Cutting reminds visitors that all the ingredients were donated by vendors at the market.
As the chefs begin to wind up, Rebecca asked Quinn if she wanted to use some cheese. “I have mozzarella, cheddar, all kinds.”
“What do you think, Eli?” Quinn asked.
“Do you have any goat cheese?” Eli replied, and he dashed off to get some to top their dish. Quinn made toast, topped it with the sausage, and scrambled the eggs. She topped the sausage with the egg and then her vegetables, then Eli added goat cheese.
Rebecca and Autumn scrambled to get their plates together. Bread on the bottom, then the vegetable mixture and a few shaves of parmesan. They did have to strain their concoction. Beside it, they place cut glass cups of their mimosa/sangria. It’s a feast for the eyes, at least.
Each contestant prepared three plates for the judges — Degree, Cutting and the surprise judge, Domisty Menius. The four competitors posed for photos with their dishes and then the judges started tasting. They had a two-page sheet with marks from 1-10 for appearance, ingredients, creativity, aroma, flavor, aftertaste and overall, up to a possible 70 points per judge.

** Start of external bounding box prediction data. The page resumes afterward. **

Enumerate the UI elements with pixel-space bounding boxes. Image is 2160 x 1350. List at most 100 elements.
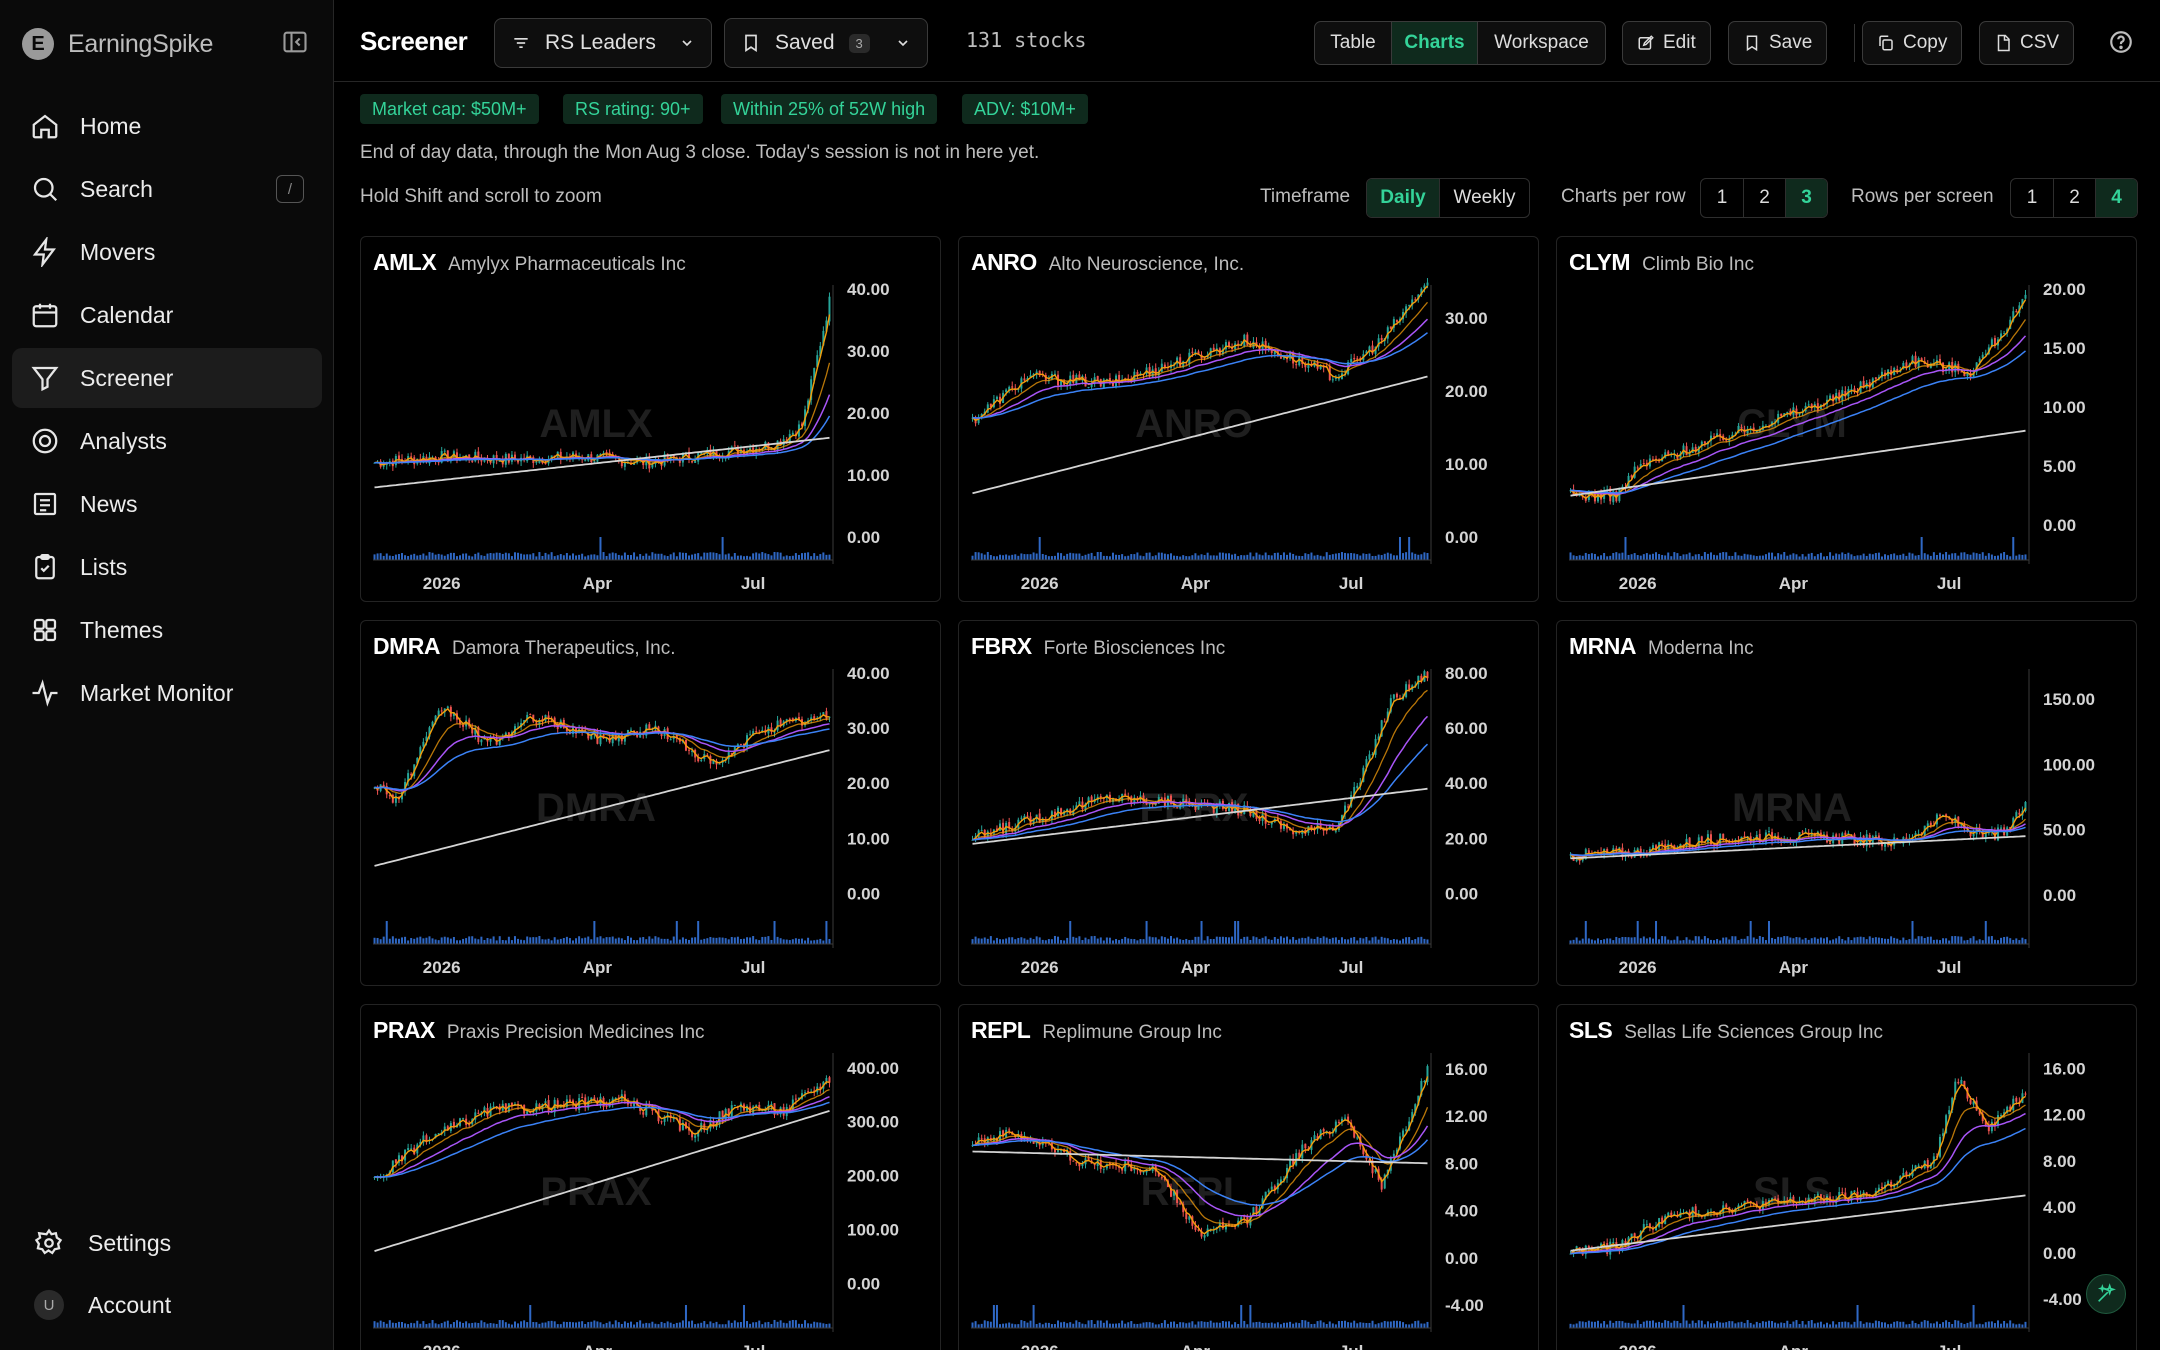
y-tick-label: 4.00	[2043, 1198, 2076, 1217]
sidebar-item-screener[interactable]: Screener	[12, 348, 322, 408]
save-button[interactable]: Save	[1728, 21, 1828, 65]
volume-bar	[385, 921, 388, 944]
volume-bar	[1832, 939, 1835, 944]
volume-bar	[1325, 552, 1328, 560]
sidebar-item-calendar[interactable]: Calendar	[12, 285, 322, 345]
timeframe-weekly-button[interactable]: Weekly	[1439, 179, 1529, 217]
volume-bar	[1807, 1320, 1810, 1328]
filter-chip[interactable]: Market cap: $50M+	[360, 94, 539, 124]
chart-card[interactable]: CLYM 20.00 15.00 10.00 5.00 0.00 2026 Apr Jul CLY…	[1556, 236, 2137, 602]
volume-bar	[483, 1322, 486, 1328]
edit-button[interactable]: Edit	[1622, 21, 1711, 65]
assistant-fab[interactable]	[2086, 1274, 2126, 1314]
candle-body	[694, 1135, 697, 1138]
chart-card[interactable]: ANRO 30.00 20.00 10.00 0.00 2026 Apr Jul ANRO Alt…	[958, 236, 1539, 602]
rows-option[interactable]: 4	[2095, 179, 2137, 217]
sidebar-collapse-icon[interactable]	[280, 28, 310, 56]
sidebar-item-label: Calendar	[80, 301, 174, 328]
screen-select-dropdown[interactable]: RS Leaders	[494, 18, 712, 68]
volume-bar	[1169, 553, 1172, 560]
volume-bar	[1023, 1321, 1026, 1328]
chart-card[interactable]: SLS16.0012.008.004.000.00-4.002026AprJul…	[1556, 1004, 2137, 1350]
sidebar-item-search[interactable]: Search /	[12, 159, 322, 219]
per-row-option[interactable]: 2	[1743, 179, 1785, 217]
ticker-symbol[interactable]: ANRO	[971, 249, 1037, 275]
volume-bar	[1966, 554, 1969, 560]
sidebar-item-news[interactable]: News	[12, 474, 322, 534]
view-table-button[interactable]: Table	[1330, 32, 1376, 53]
chart-card[interactable]: MRNA 150.00 100.00 50.00 0.00 2026 Apr Jul MRNA M…	[1556, 620, 2137, 986]
ticker-symbol[interactable]: MRNA	[1569, 633, 1637, 659]
chart-card[interactable]: AMLX 40.00 30.00 20.00 10.00 0.00 2026 Apr Jul AM…	[360, 236, 941, 602]
candle-body	[1929, 1164, 1932, 1169]
candle-body	[1987, 1125, 1990, 1132]
volume-bar	[1987, 553, 1990, 560]
volume-bar	[1938, 552, 1941, 560]
volume-bar	[477, 1322, 480, 1328]
view-workspace-button[interactable]: Workspace	[1477, 22, 1605, 64]
ticker-symbol[interactable]: AMLX	[373, 249, 437, 275]
filter-chip[interactable]: Within 25% of 52W high	[721, 94, 938, 124]
volume-bar	[1405, 1324, 1408, 1328]
ticker-symbol[interactable]: SLS	[1569, 1017, 1613, 1043]
help-icon[interactable]	[2108, 29, 2134, 55]
chart-card[interactable]: PRAX400.00300.00200.00100.000.002026AprJ…	[360, 1004, 941, 1350]
candle-body	[483, 738, 486, 740]
volume-bar	[724, 554, 727, 560]
copy-button[interactable]: Copy	[1862, 21, 1963, 65]
candle-body	[1829, 842, 1832, 844]
x-tick-label: Jul	[1937, 1342, 1962, 1350]
sidebar-item-home[interactable]: Home	[12, 96, 322, 156]
candle-body	[1633, 466, 1636, 478]
candle-body	[623, 1094, 626, 1101]
volume-bar	[1063, 1321, 1066, 1328]
volume-bar	[446, 937, 449, 944]
volume-bar	[565, 553, 568, 560]
volume-bar	[1029, 554, 1032, 560]
candle-body	[422, 456, 425, 463]
volume-bar	[1029, 1320, 1032, 1328]
candle-body	[1264, 1191, 1267, 1200]
volume-bar	[1038, 1322, 1041, 1328]
sidebar-item-market-monitor[interactable]: Market Monitor	[12, 663, 322, 723]
volume-bar	[1780, 554, 1783, 560]
candle-body	[1160, 1177, 1163, 1179]
csv-button[interactable]: CSV	[1979, 21, 2075, 65]
saved-dropdown[interactable]: Saved 3	[724, 18, 928, 68]
ticker-symbol[interactable]: FBRX	[971, 633, 1032, 659]
volume-bar	[1108, 1323, 1111, 1328]
candle-body	[1405, 306, 1408, 314]
rows-option[interactable]: 2	[2053, 179, 2095, 217]
volume-bar	[1899, 554, 1902, 560]
ticker-symbol[interactable]: DMRA	[373, 633, 441, 659]
view-charts-button[interactable]: Charts	[1391, 22, 1477, 64]
chart-card[interactable]: FBRX 80.00 60.00 40.00 20.00 0.00 2026 Apr Jul FB…	[958, 620, 1539, 986]
volume-bar	[1249, 939, 1252, 944]
sidebar-item-settings[interactable]: Settings	[22, 1212, 312, 1274]
volume-bar	[1053, 935, 1056, 944]
timeframe-daily-button[interactable]: Daily	[1367, 179, 1439, 217]
per-row-option[interactable]: 3	[1785, 179, 1827, 217]
moving-average-line	[972, 375, 1428, 495]
volume-bar	[590, 939, 593, 944]
sidebar-item-lists[interactable]: Lists	[12, 537, 322, 597]
candle-body	[1072, 810, 1075, 815]
ticker-symbol[interactable]: PRAX	[373, 1017, 435, 1043]
filter-chip[interactable]: RS rating: 90+	[563, 94, 703, 124]
per-row-option[interactable]: 1	[1716, 187, 1728, 208]
ticker-symbol[interactable]: CLYM	[1569, 249, 1631, 275]
volume-bar	[727, 1320, 730, 1328]
chart-card[interactable]: REPL16.0012.008.004.000.00-4.002026AprJu…	[958, 1004, 1539, 1350]
volume-bar	[1179, 1322, 1182, 1328]
ticker-symbol[interactable]: REPL	[971, 1017, 1031, 1043]
volume-bar	[1234, 553, 1237, 560]
volume-bar	[1676, 1320, 1679, 1328]
sidebar-item-analysts[interactable]: Analysts	[12, 411, 322, 471]
sidebar-item-themes[interactable]: Themes	[12, 600, 322, 660]
sidebar-item-account[interactable]: U Account	[22, 1274, 312, 1336]
filter-chip[interactable]: ADV: $10M+	[962, 94, 1088, 124]
brand[interactable]: E EarningSpike	[22, 24, 213, 64]
rows-option[interactable]: 1	[2026, 187, 2038, 208]
sidebar-item-movers[interactable]: Movers	[12, 222, 322, 282]
chart-card[interactable]: DMRA 40.00 30.00 20.00 10.00 0.00 2026 Apr Jul DM…	[360, 620, 941, 986]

Cutting will total the points to determine a winner.
Menius finished her sheet and dashed off to help customers at her table, causing a slight delay in revealing the winner.

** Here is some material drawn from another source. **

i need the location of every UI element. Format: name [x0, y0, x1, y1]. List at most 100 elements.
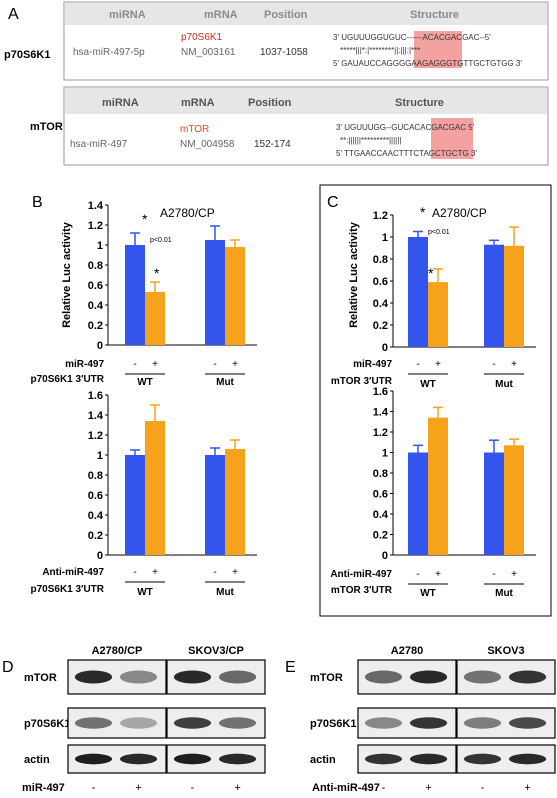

Finally, Cutting takes the microphone. “This was a tough competition. … It was an exceptionally hard job with all the twists we had. Just a 12-point difference separates first and second place.”
The crowd gets antsy. “Our second place winner is, with 183 points, Quinn and Eli!” Loud clapping follows, but Eli looks a little disappointed. “The winner with 195 points is Rebecca and Autumn!” Applause all around. All he contestants got free sausage from Wild Turkey Farms. Rebecca and Autumn will go up against three new competitors in the next round on Aug. 9.
“We’ll have different ingredients next time and we’re going to change the rules a little,” Cutting says after the show. “It’s going to be a whole new game.”
Degree says the final competition will be Sept. 6 with a fabulous prize for the winner. “I’m not going to tell you what it is! You have to come back and find out.”